Gender equality must be emphasized and broadened within Buddhist practice if Buddhism is going to remain a relevant tool for the transformation of unconsciousness in the West. This is even more important for Tibetan Buddhism because His Holiness the Dalai Lama has hinted at the possibility of his incarnating as a woman in the West now that the Chinese government has made the possibility of his incarnating within the current lineage line of the Dalai Lamas impossible with their co-opting of the Panchen Lama. Strong women teachers must be cultivated and recognized within Buddhist practice if Buddhism is going to remain relevant to the West – or anywhere else for that matter.
This perspective of equality must also be applied in comparing and considering all the great schools that have emerged from the practice of Buddhism over the last 2,500 years. Buddhist scholars must develop an appreciation of the teachings of all Buddhist schools without the competition that schools have historically engaged in to try to assert the validity of their teachings over others. Institutions that foster the preservation of the teachings of each school and the development of wisdom holders within each tradition must be developed and maintained in the West so the teachings can remain strong.

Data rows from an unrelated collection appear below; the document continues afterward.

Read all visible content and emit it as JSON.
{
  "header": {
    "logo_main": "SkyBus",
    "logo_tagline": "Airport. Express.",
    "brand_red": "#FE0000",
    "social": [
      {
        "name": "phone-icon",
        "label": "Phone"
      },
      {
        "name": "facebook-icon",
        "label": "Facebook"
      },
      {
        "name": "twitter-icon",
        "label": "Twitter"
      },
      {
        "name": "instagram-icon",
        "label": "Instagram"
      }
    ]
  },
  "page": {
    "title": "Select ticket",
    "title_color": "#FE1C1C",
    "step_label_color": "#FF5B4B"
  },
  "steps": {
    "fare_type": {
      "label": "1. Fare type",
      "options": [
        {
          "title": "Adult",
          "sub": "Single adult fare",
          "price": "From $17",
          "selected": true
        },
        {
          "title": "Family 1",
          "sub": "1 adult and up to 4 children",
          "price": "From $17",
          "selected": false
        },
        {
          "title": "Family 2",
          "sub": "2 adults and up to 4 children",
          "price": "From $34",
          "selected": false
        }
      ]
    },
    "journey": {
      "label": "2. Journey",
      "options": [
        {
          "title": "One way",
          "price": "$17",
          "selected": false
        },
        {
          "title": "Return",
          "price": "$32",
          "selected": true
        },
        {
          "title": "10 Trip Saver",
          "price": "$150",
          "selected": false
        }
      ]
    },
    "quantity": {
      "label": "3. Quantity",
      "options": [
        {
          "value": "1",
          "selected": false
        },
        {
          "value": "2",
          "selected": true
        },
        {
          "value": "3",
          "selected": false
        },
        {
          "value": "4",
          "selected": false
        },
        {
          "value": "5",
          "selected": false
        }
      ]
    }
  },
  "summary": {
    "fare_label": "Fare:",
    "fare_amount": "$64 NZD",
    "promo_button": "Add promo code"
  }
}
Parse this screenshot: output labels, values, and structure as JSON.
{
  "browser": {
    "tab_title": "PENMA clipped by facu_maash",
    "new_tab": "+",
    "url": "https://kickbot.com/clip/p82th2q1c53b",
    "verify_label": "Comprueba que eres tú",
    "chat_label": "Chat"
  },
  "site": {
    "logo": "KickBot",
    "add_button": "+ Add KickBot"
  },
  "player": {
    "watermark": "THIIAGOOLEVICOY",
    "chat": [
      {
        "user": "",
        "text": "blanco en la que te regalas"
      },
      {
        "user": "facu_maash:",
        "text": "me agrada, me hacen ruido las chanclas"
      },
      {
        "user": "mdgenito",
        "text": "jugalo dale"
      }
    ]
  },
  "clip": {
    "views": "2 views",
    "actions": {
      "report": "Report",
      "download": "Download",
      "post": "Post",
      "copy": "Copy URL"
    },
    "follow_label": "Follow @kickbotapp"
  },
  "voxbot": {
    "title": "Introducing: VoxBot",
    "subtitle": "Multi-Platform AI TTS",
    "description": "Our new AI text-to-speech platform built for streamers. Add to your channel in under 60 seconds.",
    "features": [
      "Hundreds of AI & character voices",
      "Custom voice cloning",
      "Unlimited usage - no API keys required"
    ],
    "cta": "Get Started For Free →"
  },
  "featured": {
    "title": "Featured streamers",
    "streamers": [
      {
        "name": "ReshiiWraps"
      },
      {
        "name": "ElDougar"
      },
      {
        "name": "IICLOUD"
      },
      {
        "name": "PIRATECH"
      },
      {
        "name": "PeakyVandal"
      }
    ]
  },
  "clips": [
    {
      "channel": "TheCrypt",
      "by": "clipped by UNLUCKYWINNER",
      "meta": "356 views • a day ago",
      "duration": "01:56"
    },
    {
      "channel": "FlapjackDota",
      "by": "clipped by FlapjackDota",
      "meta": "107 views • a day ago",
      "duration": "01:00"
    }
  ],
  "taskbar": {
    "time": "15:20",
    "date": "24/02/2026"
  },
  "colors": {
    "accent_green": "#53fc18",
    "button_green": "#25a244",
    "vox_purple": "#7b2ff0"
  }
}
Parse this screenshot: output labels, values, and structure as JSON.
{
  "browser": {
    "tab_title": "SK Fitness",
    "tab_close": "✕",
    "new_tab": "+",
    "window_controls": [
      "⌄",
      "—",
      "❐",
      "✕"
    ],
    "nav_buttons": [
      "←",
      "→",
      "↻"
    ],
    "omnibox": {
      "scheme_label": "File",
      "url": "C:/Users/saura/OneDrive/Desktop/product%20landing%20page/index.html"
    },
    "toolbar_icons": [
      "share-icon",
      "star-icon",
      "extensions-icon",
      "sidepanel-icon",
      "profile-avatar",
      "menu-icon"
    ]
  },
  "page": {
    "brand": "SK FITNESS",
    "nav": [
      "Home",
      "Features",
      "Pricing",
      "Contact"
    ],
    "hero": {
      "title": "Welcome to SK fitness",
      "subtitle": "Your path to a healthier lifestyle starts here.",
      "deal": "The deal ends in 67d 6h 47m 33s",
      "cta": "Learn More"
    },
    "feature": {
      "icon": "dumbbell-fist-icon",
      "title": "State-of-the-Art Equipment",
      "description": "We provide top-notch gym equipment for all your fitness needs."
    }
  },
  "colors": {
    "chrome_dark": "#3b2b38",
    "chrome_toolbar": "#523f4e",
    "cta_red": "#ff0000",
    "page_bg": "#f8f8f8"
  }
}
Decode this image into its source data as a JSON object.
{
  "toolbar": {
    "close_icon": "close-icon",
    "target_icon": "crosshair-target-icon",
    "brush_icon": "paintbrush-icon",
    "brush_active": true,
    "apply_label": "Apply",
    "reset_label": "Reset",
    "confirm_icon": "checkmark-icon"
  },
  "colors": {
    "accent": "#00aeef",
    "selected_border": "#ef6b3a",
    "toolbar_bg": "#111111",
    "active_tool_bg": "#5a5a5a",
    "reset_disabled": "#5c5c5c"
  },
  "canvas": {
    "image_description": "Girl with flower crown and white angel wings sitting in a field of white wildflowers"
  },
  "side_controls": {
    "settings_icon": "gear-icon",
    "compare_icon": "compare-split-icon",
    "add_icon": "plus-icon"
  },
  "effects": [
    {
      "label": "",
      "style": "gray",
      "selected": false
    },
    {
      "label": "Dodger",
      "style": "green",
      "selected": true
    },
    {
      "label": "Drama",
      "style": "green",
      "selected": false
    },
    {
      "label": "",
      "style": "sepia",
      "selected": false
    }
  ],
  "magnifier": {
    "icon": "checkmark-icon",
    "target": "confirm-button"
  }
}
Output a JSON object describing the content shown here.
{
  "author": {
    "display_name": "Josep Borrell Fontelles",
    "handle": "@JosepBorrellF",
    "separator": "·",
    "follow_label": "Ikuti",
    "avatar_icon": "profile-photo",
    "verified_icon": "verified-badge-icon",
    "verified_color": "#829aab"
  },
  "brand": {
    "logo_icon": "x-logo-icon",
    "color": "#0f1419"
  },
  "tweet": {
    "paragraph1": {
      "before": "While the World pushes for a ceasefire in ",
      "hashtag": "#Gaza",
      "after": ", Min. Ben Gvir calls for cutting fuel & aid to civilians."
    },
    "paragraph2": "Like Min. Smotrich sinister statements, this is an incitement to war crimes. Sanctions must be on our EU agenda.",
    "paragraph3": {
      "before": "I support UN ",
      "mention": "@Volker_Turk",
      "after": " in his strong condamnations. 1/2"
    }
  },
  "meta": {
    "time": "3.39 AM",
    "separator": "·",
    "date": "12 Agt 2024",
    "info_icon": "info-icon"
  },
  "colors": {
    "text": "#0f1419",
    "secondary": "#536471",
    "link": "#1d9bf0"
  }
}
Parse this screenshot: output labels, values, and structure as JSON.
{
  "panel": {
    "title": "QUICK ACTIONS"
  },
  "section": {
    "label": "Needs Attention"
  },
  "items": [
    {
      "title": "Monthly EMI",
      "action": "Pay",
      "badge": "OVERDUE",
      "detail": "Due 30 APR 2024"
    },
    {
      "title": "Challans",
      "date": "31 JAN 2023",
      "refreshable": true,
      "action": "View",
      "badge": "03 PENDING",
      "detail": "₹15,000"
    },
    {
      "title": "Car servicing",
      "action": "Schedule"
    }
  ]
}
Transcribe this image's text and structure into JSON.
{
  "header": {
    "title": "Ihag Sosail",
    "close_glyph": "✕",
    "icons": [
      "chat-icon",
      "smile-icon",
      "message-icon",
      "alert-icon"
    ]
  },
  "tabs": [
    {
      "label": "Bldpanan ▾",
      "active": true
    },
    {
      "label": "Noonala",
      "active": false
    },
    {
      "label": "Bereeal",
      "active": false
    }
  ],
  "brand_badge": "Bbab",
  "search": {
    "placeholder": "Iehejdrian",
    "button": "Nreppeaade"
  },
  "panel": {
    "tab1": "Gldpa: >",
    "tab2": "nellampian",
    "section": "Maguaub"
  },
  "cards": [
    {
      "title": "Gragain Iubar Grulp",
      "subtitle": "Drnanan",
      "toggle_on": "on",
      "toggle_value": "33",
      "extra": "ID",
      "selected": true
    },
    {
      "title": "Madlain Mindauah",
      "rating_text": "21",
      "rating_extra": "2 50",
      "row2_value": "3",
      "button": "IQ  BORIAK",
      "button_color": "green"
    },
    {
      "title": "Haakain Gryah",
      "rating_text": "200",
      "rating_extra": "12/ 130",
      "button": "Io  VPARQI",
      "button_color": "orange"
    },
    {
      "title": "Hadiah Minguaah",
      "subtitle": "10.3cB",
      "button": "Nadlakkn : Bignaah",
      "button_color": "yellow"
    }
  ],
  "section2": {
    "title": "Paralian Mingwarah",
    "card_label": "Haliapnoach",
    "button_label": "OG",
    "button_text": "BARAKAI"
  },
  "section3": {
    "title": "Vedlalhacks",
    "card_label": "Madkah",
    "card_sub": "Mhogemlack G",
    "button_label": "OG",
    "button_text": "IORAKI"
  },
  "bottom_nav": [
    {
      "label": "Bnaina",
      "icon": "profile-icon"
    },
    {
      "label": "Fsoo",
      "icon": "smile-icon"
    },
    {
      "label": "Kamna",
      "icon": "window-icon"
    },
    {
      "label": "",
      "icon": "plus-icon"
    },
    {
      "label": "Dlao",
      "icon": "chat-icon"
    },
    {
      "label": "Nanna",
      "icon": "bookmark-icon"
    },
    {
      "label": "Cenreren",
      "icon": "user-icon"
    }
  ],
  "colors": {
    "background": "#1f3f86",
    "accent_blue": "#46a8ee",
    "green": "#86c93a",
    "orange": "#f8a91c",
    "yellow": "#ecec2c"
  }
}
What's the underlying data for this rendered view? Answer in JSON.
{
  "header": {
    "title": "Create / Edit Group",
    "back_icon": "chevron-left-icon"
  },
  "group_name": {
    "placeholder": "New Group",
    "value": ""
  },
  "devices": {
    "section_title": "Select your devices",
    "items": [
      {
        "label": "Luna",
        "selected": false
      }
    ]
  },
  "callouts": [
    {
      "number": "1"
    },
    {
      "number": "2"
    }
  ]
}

And they must all be considered equally and given the recognition due them for their contribution to the preservation of the wisdom of Buddhist philosophy and practice, even if differences of interpretation of the teachings are present.
Here, as in all fields of engagement where Buddhism meets the West, flexibility and rigor must be maintained in equal measure. Buddhism must be flexible enough to change where it needs to change. And it must apply the rigor of its method in the proper places in order to preserve the depth and breadth of its teachings. This may seem paradoxical, but Buddhism is no stranger to paradox. If Buddhism can meet the requirements of this paradox, the West can truly benefit from the power of this ancient wisdom and can remain relevant in the fast paced change of the Western environment.